Human language, of course, has much more than nouns and verbs. And while I don't think human language represents a perfect model for computer languages, some of my favorite languages are English-like, so I'm willing to at least consider suggestions this analogy presents.

And I think a lot of the things I do in programming could be simpler if I had adjectives. The fields of a database record or a data structure, or the properties of objects, frequently serve the role that adjectives fill in speech. But asking simple questions about the properties can require more complexity than might be necessary.

Suppose a language had adjectives, binding a comparative test to terms for, at a minimum, superlative and comparative. I tend to think that opposite, and anti-comparative and anti-superlative are also appropriate.

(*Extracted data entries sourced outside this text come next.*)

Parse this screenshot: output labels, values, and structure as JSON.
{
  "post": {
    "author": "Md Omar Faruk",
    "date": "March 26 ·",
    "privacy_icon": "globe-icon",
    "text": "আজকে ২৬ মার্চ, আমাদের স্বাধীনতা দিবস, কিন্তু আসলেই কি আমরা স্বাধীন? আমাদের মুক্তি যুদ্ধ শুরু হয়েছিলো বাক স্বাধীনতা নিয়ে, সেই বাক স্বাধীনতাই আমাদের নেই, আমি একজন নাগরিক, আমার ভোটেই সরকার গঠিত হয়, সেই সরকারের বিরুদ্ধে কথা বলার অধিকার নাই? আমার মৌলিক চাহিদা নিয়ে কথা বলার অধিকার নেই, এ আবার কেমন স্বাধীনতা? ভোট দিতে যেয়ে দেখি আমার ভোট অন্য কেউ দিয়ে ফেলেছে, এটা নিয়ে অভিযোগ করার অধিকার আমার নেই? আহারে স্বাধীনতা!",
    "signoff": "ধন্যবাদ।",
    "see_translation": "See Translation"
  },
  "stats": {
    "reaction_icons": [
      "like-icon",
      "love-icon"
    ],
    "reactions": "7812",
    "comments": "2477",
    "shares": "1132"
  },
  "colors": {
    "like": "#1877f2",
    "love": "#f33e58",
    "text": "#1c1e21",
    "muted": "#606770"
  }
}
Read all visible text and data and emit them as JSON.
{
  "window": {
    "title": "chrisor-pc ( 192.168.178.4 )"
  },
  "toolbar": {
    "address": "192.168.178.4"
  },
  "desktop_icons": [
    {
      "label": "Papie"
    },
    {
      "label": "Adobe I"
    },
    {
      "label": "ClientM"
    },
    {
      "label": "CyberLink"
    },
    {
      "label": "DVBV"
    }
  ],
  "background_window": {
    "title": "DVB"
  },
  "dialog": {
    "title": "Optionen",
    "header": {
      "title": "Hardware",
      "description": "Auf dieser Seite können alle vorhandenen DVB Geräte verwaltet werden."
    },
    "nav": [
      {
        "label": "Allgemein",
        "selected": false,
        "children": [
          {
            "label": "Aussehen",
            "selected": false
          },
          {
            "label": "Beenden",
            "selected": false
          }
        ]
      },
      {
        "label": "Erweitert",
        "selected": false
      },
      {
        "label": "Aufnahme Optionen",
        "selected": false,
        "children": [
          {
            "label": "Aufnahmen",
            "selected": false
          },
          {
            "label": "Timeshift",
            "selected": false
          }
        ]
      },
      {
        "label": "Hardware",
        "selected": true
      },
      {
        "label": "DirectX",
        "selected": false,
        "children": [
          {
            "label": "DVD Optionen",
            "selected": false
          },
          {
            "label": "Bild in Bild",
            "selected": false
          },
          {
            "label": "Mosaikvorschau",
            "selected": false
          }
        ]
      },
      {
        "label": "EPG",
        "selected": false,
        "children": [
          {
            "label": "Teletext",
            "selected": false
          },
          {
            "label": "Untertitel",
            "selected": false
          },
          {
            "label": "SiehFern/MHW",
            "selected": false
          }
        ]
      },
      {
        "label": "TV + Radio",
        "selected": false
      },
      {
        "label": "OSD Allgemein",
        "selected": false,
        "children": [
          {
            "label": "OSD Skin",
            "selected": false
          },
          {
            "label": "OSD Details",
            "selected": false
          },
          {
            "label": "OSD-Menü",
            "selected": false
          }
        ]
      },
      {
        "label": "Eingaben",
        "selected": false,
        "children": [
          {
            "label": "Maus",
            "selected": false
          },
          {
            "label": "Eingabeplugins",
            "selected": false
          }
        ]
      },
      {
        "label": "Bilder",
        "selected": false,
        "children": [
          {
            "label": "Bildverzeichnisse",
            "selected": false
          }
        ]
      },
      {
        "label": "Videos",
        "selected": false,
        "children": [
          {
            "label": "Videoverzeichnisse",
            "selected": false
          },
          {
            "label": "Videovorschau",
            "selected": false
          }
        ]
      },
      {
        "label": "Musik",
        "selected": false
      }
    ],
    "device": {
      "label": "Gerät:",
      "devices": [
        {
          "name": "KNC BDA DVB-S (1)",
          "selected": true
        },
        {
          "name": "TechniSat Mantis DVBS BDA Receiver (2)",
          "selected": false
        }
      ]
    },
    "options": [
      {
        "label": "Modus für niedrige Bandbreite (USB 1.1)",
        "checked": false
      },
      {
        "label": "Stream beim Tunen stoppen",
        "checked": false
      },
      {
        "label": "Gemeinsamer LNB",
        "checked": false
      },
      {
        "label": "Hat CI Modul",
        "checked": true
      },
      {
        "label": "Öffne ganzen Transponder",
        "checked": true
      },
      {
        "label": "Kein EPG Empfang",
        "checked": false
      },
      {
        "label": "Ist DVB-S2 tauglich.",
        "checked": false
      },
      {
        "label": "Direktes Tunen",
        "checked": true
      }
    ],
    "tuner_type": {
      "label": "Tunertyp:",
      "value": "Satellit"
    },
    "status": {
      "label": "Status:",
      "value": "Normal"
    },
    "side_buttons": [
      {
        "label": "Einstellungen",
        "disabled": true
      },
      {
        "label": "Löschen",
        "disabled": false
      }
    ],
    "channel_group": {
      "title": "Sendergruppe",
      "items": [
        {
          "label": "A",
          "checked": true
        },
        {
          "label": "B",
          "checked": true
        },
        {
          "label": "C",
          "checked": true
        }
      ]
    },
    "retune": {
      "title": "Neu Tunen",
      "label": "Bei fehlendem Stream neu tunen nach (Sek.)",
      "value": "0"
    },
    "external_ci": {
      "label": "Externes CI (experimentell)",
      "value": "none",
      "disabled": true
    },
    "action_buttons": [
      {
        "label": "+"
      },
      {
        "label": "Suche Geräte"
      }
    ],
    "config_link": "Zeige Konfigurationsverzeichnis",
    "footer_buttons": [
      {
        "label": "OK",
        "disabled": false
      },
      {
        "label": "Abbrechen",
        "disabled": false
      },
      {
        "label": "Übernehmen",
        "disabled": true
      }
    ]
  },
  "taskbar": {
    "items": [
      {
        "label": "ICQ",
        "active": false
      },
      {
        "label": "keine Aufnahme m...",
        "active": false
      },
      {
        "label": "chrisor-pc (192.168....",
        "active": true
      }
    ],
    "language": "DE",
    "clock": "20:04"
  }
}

Let's use width for our examples.

With adjectives                      Without



is r1 wider than r2?                 is r1.width > r2.width?



width of the widest of the_rects     max = VERY_NARROW

                                     foreach rect (the_rects)

                                         max = rect.width if rect.width > max



is any of the_rects wider than 3?    foreach rect (the_rects)

                                         succeed if rect.width > 3

                                     fail

Arguably, the two loops are a more accurate reflection of what's really going on in the computer - but for that matter, GOTO would be a more accurate reflection of what's going on in a loop. I think how we express things in English is a better reflection of how we think of them. So in terms of communicating intent, I think adjectives are an improvement.

SQL makes short work of questions like this; arguably it has better support for what I am calling adjectives than for nouns and verbs. But I'm after a language that falls more into the procedural family, I think, and should be useful outside of a database context.

Peeking at semantics for a moment, I think that the terms should be bound to a test, rather than a field as I've used in these examples. It would allow for more sophisticated comparisons.